In an age where everything from keystrokes to footsteps is being monitored, it’s getting harder than ever to develop useful digital health privacy guidelines.
Unfortunately, those waffling on the issue includes the Federal Trade Commission, which recently came up more or less dry after studying this issue in depth.
The agency recently released a 55-page paper showcasing the results of discussions with privacy experts about the Internet of Things, plus some recommendations. While its efforts are commendable, the agency seems reluctant to draw hard conclusions. After a big build-up citing all sorts of technological and business threats, the report kind of fizzles out. Legislation specific to the IoT was rejected, though it did feature several suggestions for “general privacy legislation” such as requiring security on devices.
It’s not that the FTC is focusing on the wrong issues. No doubt about it, pacemakers and other critical devices can be hacked. It could be a movie: in Scene 1 a non-descript individual is moving through a crowded city street, thumbing over a common notepad. In Scene 2, later, numerous people fall to the ground as their pacemakers fail. They just had the bad luck to be in the vicinity of the individual with the notepad, who implanted their implants with malicious code that took effect later.
More security = more problems
That being said, it’s not surprising that the FTC isn’t ready to come out guns blazing with proposed solutions to digital health device security issues. The reality is, there are complex problems which arise when regulators demand more security.
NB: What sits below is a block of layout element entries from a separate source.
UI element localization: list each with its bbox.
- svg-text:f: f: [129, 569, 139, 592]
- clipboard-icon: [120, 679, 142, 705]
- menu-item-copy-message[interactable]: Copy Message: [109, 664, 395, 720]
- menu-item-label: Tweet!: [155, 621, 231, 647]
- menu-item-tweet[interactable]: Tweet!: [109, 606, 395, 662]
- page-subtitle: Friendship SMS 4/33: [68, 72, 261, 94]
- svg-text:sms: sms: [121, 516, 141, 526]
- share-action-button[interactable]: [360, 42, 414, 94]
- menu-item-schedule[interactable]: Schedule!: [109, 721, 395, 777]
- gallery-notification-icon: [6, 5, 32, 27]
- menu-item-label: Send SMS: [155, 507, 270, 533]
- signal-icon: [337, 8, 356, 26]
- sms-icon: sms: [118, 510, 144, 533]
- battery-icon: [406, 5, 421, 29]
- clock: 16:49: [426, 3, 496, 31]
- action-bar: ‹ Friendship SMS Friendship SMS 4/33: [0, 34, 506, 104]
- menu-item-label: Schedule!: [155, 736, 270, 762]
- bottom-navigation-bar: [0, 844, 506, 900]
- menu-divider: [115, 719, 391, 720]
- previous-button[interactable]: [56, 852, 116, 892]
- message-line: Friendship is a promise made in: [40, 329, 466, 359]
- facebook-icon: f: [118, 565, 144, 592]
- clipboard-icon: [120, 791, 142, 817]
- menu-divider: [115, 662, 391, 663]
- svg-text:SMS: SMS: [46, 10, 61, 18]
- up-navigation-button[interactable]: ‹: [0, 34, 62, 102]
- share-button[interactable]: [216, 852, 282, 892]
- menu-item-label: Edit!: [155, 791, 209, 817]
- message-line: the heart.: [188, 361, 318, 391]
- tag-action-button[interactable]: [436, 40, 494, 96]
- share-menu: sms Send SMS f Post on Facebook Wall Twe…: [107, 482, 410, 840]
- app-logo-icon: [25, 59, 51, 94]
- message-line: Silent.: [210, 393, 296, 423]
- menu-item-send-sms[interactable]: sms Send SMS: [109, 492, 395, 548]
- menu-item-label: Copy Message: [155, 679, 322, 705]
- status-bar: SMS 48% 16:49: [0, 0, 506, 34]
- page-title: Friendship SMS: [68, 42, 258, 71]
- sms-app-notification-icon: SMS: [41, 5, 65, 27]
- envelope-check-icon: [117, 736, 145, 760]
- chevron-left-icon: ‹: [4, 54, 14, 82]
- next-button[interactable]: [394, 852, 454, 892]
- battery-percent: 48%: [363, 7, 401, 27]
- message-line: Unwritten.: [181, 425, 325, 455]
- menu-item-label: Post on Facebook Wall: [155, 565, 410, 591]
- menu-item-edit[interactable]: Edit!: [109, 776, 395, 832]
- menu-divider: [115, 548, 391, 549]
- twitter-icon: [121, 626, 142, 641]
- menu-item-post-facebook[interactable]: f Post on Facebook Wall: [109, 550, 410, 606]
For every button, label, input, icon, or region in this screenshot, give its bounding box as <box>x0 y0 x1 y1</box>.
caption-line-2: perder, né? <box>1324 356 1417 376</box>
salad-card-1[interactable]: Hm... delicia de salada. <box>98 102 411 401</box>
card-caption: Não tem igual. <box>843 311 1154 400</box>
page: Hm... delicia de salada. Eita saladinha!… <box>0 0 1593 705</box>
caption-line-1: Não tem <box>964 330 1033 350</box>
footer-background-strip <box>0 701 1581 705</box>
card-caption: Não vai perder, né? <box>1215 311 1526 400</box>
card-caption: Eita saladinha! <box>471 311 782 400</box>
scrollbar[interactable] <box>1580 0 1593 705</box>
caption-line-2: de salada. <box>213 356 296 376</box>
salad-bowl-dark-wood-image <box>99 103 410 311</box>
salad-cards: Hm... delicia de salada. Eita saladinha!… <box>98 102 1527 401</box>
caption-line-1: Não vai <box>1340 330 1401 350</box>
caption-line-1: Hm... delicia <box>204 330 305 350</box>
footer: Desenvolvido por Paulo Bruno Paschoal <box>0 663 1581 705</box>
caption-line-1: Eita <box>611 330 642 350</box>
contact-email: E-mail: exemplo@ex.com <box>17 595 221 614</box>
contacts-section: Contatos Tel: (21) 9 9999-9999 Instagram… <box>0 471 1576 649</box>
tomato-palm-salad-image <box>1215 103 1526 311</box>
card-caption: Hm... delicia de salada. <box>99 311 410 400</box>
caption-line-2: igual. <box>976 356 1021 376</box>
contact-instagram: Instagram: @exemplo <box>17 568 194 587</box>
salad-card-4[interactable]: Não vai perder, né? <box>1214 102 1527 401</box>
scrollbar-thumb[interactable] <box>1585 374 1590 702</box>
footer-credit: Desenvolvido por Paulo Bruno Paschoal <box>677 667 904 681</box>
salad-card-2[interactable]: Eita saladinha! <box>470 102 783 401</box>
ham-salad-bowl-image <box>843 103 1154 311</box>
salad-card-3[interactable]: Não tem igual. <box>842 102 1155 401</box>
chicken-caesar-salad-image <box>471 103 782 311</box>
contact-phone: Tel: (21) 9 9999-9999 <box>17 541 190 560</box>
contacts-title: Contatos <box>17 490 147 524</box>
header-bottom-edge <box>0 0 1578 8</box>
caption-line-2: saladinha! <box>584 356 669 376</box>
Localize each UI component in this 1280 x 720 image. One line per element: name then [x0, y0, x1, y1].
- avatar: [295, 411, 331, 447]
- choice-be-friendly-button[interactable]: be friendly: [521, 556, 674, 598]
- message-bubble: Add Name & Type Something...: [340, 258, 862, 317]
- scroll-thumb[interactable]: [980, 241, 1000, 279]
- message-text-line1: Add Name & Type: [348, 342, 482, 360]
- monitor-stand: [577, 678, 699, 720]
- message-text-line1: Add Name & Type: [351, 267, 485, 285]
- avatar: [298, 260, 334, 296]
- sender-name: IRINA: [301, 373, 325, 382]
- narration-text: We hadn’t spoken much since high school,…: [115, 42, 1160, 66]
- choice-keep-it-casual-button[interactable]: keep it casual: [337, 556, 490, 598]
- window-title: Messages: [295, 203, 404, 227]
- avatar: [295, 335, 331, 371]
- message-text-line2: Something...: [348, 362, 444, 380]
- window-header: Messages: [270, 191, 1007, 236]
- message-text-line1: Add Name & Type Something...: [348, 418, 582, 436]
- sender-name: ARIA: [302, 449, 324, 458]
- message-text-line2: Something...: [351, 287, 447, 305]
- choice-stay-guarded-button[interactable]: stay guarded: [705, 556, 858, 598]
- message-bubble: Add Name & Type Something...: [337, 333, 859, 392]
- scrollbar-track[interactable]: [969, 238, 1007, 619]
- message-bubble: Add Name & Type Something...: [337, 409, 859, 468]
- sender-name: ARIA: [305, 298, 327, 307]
First, security in computers almost always rests on encryption, which leads to an increase in the amount of data being protected. The best-known FTC case regarding device security, where they forced changes for cameras used in baby monitors, was appropriate for these external devices that could absorb the extra overhead. But increased data size leads to an increase in memory use, which in turn requires more storage and computing power on a small embedded device, as well as more transmission time over the network. In the end, devices may have to be heavier and more costly—serious barriers to adoption.
Furthermore, software always has bugs. Some lie dormant for years, like the notorious Heartbleed bug in the very software that web sites around the world depend on for encrypted communications. To provide security fixes, a manufacturer has to make it easy for embedded devices to download updated software—and any bug in that procedure leaves a channel for attack.
Perhaps there is a middle ground, where devices can be designed to accept updates only from particular computers in particular geographic locations. A patient would then be notified through email or a text message to tie it down to the doctor, where the fix could be installed. And the movie scene where malicious code gets downloaded from the street would be less likely to happen. But even these approaches create some extra hassles which could make promising new devices less attractive to patients and providers.
Involving the public
The FTC's paper demonstrates that they have developed a firm understanding of the problems in digital health security and privacy, but also suggests that they’re not sure where to take a stand. But the agency doesn’t have to go it alone. As devices grow in sophistication and spread to a wider population, the kinds of discussion the FTC held should be extended to the general public.
For instance, suppose a manufacturer planning a new way of tracking people—or a new use for the data—convened some forums in advance, calling on potential users of the device to discuss the benefits and risks. Collectively, the people most affected by the policies are chosen by the manufacturer who determines which trade-offs to adopt.
Even an engaged, educated public is no perfect solution. For instance, a privacy-risking choice that's OK for 95% of users may turn out harmful to the other 5%. Still, education for everyone—a goal chosen by the FTC as well—will undoubtedly help users make safer choices.